# Camping in the NT



## waruikazi (Jul 15, 2009)

A couple of mates and i went camping just for a bit of a change last weekend. Was a good trip, ran into a few herps along the way and caught a few fish and crabs while we were at it. Probably could have found more reptiles but it was more of a fishing trip than a herping trip. Anyway enjoy the pics.
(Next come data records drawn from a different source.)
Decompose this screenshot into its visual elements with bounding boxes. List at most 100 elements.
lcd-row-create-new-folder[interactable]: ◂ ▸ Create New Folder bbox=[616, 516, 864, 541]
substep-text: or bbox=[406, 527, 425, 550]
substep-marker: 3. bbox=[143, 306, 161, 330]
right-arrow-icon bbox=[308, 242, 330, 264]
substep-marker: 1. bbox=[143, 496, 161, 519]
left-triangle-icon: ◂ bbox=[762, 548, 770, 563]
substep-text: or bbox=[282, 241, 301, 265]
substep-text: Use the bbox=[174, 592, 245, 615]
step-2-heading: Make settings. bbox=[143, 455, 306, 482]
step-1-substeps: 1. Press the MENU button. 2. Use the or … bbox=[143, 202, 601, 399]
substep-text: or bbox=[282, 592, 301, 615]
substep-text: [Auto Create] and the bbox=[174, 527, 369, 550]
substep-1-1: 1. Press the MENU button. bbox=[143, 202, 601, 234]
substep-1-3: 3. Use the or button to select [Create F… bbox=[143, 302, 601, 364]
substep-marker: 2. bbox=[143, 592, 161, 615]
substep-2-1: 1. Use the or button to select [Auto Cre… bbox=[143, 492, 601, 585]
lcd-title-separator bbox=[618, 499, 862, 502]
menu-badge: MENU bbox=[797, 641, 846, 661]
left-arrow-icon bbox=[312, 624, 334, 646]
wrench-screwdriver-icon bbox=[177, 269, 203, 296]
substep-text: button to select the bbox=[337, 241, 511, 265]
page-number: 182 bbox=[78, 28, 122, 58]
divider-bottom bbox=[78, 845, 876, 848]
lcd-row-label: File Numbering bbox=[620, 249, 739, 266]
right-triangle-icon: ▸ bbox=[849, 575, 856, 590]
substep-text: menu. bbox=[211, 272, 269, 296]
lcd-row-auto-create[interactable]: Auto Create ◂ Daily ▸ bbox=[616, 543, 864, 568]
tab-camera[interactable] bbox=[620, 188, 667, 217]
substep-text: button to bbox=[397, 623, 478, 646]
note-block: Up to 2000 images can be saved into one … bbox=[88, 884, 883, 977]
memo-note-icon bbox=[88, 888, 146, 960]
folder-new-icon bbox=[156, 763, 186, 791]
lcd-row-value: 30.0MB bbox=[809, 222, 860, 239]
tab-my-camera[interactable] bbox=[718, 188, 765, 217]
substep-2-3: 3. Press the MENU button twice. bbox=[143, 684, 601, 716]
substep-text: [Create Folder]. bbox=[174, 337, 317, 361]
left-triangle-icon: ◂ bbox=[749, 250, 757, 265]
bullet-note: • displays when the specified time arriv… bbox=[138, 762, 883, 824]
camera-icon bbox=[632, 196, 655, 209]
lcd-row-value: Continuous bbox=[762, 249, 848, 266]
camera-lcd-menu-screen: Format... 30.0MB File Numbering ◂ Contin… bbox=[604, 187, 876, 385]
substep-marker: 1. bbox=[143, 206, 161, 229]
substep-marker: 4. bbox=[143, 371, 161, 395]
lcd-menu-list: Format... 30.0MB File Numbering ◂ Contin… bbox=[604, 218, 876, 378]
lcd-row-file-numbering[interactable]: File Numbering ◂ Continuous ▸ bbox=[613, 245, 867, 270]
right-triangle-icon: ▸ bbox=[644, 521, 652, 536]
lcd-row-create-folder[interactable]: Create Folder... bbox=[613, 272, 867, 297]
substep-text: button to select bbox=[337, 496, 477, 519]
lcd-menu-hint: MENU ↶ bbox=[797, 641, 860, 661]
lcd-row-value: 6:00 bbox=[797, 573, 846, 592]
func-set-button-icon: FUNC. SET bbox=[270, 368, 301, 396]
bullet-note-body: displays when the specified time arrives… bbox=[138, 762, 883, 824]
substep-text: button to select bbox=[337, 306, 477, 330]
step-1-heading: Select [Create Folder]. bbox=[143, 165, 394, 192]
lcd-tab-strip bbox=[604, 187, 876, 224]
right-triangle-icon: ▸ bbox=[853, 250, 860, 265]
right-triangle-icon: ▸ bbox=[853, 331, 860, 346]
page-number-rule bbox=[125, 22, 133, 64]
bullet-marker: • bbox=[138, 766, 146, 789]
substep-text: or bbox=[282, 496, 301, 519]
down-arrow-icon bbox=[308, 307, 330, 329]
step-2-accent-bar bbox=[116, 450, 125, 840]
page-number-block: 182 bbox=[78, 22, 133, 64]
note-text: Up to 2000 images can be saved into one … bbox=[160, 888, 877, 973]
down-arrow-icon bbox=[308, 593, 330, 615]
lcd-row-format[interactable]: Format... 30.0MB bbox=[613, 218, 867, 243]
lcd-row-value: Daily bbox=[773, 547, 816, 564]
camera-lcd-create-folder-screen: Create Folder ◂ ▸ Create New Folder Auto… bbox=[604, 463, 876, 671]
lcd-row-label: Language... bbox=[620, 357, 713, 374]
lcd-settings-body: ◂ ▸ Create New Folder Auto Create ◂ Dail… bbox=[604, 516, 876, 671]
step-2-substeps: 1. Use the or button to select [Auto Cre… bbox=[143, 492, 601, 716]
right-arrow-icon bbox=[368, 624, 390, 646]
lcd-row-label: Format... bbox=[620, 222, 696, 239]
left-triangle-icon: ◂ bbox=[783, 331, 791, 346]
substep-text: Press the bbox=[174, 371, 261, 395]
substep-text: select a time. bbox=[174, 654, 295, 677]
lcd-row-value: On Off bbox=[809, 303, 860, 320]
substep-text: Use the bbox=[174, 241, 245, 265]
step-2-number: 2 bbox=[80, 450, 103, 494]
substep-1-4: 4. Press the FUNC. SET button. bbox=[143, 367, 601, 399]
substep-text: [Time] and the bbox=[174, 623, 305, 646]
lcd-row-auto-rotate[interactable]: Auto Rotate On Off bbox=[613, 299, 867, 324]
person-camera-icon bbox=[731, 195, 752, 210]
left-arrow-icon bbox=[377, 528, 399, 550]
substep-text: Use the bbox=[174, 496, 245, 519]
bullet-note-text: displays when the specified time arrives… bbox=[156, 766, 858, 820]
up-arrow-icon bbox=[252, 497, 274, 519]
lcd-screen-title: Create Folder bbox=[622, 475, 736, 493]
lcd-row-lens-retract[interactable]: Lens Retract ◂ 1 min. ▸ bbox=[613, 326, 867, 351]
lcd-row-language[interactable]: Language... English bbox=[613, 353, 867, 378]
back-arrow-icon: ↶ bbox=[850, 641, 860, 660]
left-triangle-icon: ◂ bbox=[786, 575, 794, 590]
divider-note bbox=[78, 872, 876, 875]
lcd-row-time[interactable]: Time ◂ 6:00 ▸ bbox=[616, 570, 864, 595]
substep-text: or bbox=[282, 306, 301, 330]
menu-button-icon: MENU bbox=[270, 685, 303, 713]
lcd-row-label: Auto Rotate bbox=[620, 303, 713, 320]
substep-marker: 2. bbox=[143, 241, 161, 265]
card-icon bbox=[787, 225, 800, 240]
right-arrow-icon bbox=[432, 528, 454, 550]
and moving him off the road
















A night time by-catch















And some fishing/crabbing















And reaping the spoils


----------



## Ozzie Python (Jul 15, 2009)

looks like a good camping trip gordo. nice looking bhp you came across.


----------



## pythons73 (Jul 15, 2009)

Looks as thou you had a wonderful time,that is one place i would defiantly love to visit,very nice BHP too.


----------



## AaronR (Jul 15, 2009)

Looks like you had a good weekend. Where abouts in the NT was it I'm in the planning stages and looking at the pics will need to add that on as one more stop


----------



## Renagade (Jul 15, 2009)

did you eat the ray?


----------



## 1234webb (Jul 15, 2009)

Great pics mate, looks like a great trip. Would you mind letting me know whereabouts in the top end were the pics of the croc and muddies taken ?


----------



## waruikazi (Jul 15, 2009)

AaronR said:


> Looks like you had a good weekend. Where abouts in the NT was it I'm in the planning stages and looking at the pics will need to add that on as one more stop





1234webb said:


> Great pics mate, looks like a great trip. Would you mind letting me know whereabouts in the top end were the pics of the croc and muddies taken ?



It's in kakadu national park, this road is only open for a couple of months a year because you have to cross a big floodplaine to reach it and even when it is open it is 4wd access only. I don't like saying exact locations of places where i have found reptiles just because of poachers, if you two are really keen to get to this joint PM and i'll tell you where we camped. 



Renagade said:


> did you eat the ray?



Nah we let the ray go, i though it was a big muddie when it was in the water. It was only speared in a wing and it swam off fine.


----------



## Ozzie Python (Jul 15, 2009)

ever feel like maybe you are the one being hunted walking around the waters edge looking for crabs? great spot by the looks of it, think i will be doing a few more camping trips this year.


----------



## waruikazi (Jul 15, 2009)

Ozzie Python said:


> ever feel like maybe you are the one being hunted walking around the waters edge looking for crabs? great spot by the looks of it, think i will be doing a few more camping trips this year.



You can say that again! The ammount of large crocs we saw was amazing! 

We waited for the tide to drop right off before we went crabbing and then speared them mainly in the oyster rocks so we were pretty safe from the crocs while doing that. 

Standing next to the water like i am in some of those pictures is not so smart however. What you can't see in the pics is that there actually is a big croc in the backgroud that kept hanging around. As long as we knew where it was it is reasonably safe to go near the water, once we couldn't see it then we stayed away.


----------



## Andrais (Jul 15, 2009)

GRRRRRRRRRRRRRRRRRRRRRRRRR!!!!
u make me jelaous 
Im in the NT right now, at Kings canyon and i've havn't seen anything apart from road kill 
I've been looking everywhere for a woma, or some kind of herp, i can't even find a gecko 
Great pics, im happy u had a great trip.


----------



## Andrais (Jul 15, 2009)

Crap, sorry its a BHP


----------



## Snake Catcher Victoria (Jul 15, 2009)

What are you doing to this fish mate? 
Looks like a nice spot for camping, What were you actually fishing for?


----------



## waruikazi (Jul 15, 2009)

I was biting its lower jaw. :lol:

Fishing for barra and salmon mainly was hoping for a threadfin, my mate that hooked the crock got one but i had to settle for the blue. That one took a black 3" popper... So did the croc funnily enough.


----------



## krusty (Sep 7, 2009)

nice BHP mate.......


----------



## kupper (Sep 7, 2009)

nice work


----------



## Acrochordus (Sep 7, 2009)

Nice finds.
Thanks Tim.


----------